The Smashing Pumpkins is an American alternative rock band from Chicago, Illinois, created in 1988. Formed by frontman Billy Corgan (lead vocals, lead guitar) and James Iha (rhythm guitar), the band has included Jimmy Chamberlin (drums), D'arcy Wretzky (bass guitar), Melissa Auf der Maur (bass guitar), and currently includes Mike Byrne (drums), Nicole Fiorentino (bass guitar, backing vocals), and Jeff Schroeder (rhythm guitar) among its membership.
Disavowing the punk rock roots of many of their alt-rock contemporaries, the Pumpkins have a diverse, densely layered, and guitar-heavy sound, containing elements of gothic rock, heavy metal, dream pop, psychedelic rock, progressive rock, shoegazing-style production, and, in later recordings, electronica. Corgan is the group's primary songwriter—his grand musical ambitions and cathartic lyrics have shaped the band's albums and songs, which have been described as "anguished, bruised reports from Billy Corgan's nightmare-land".
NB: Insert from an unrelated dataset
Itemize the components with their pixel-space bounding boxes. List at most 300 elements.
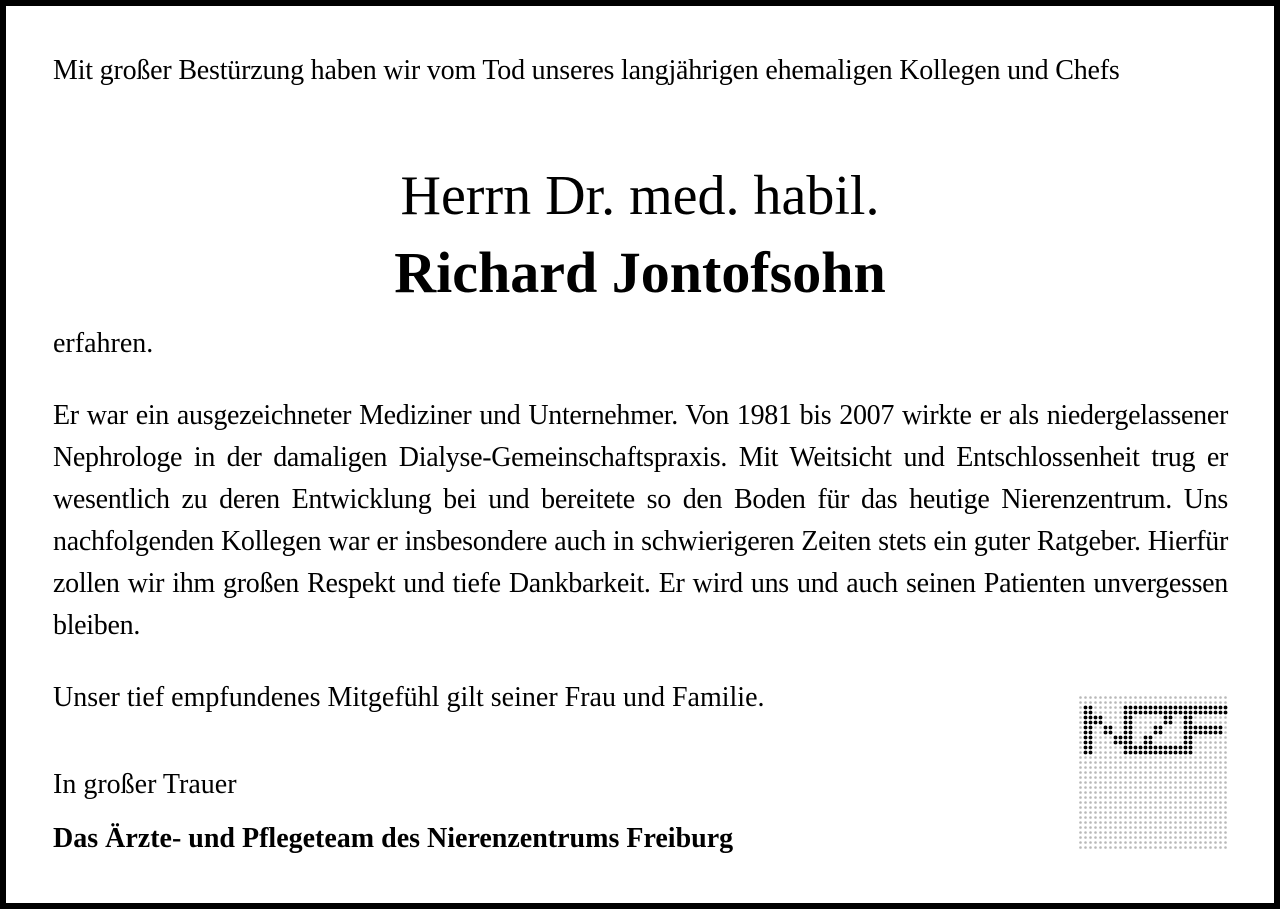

The Smashing Pumpkins broke into the musical mainstream with their second album, 1993's Siamese Dream. The group built its audience with extensive touring and their 1995 follow-up, the double album Mellon Collie and the Infinite Sadness, which debuted at number one on the Billboard 200 album chart. With 20 million albums sold in the United States alone, the Smashing Pumpkins were one of the most commercially successful and critically acclaimed bands of the 1990s. However, internal fighting, drug use, and diminishing record sales led to a 2000 break-up.